Thanks for staying with me and here is my point of telling you about Mary. Mary was the Mrs. Astor of Palm Beach in those days. No one wanted cross her and all wanted to be in her grace and favor. She chaired two big charity balls a year. She ran the American Cancer Society Ball in Palm Beach each January and the April In Paris Ball in New York to benefit an orphanage in Paris. And run them she did. She picked her committees and no one ever said no if she asked them to join. She called corporate CEO’s and got them to buy tables, she found underwriters and hosted parties at her home for people that supported her efforts. She raised countless millions of dollars because she ran these extravaganzas for over 25 years!

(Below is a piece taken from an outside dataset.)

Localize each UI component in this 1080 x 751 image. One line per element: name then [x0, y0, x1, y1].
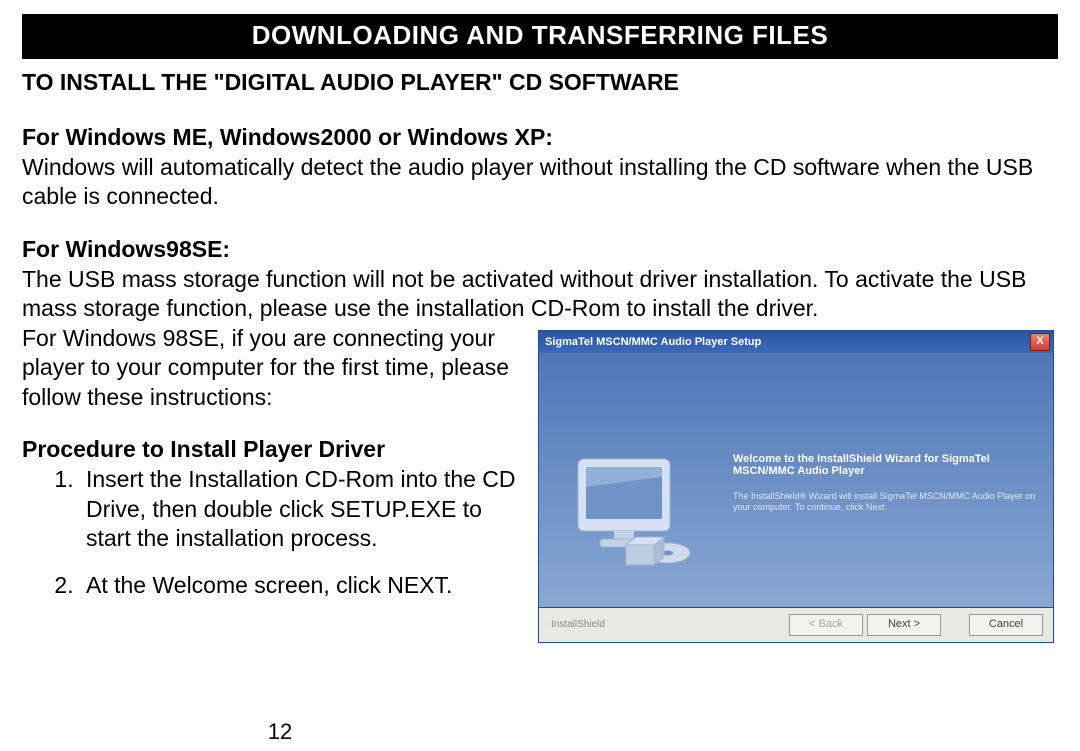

Mary is gone over 10 years now and when she finally passed away she was supposed to have been 96. People had pegged her as younger because of the “don’t ask; don’t tell” rule.

Today we have some amazing people like the Gates family and Warren Buffet, David and Julia Koch and others who lead by example in philanthropy. However, we also have this cloying group of “celebutantes” who are famous for absolutely nothing. They borrow jewels and clothes from suckers who will loan to them. Walk the red carpet like movie stars. Put their names on charity committees and look for free tickets to the event…never entertain but always seek to be taken out. In short a group of zeroes who because there is so much media in search of content somehow worm their way into the papers and the internet. The photographers know one who will go unnamed as “elbows” because she is always shoving her way into the frame with famous people. They have probably never heard of Mary Sanford, but I can tell you that if they had been around when she was, they would never have seen one of Manolo’s flamencos.

I begged her to write a memoir and she thought that would be telling tales. I miss you Mary.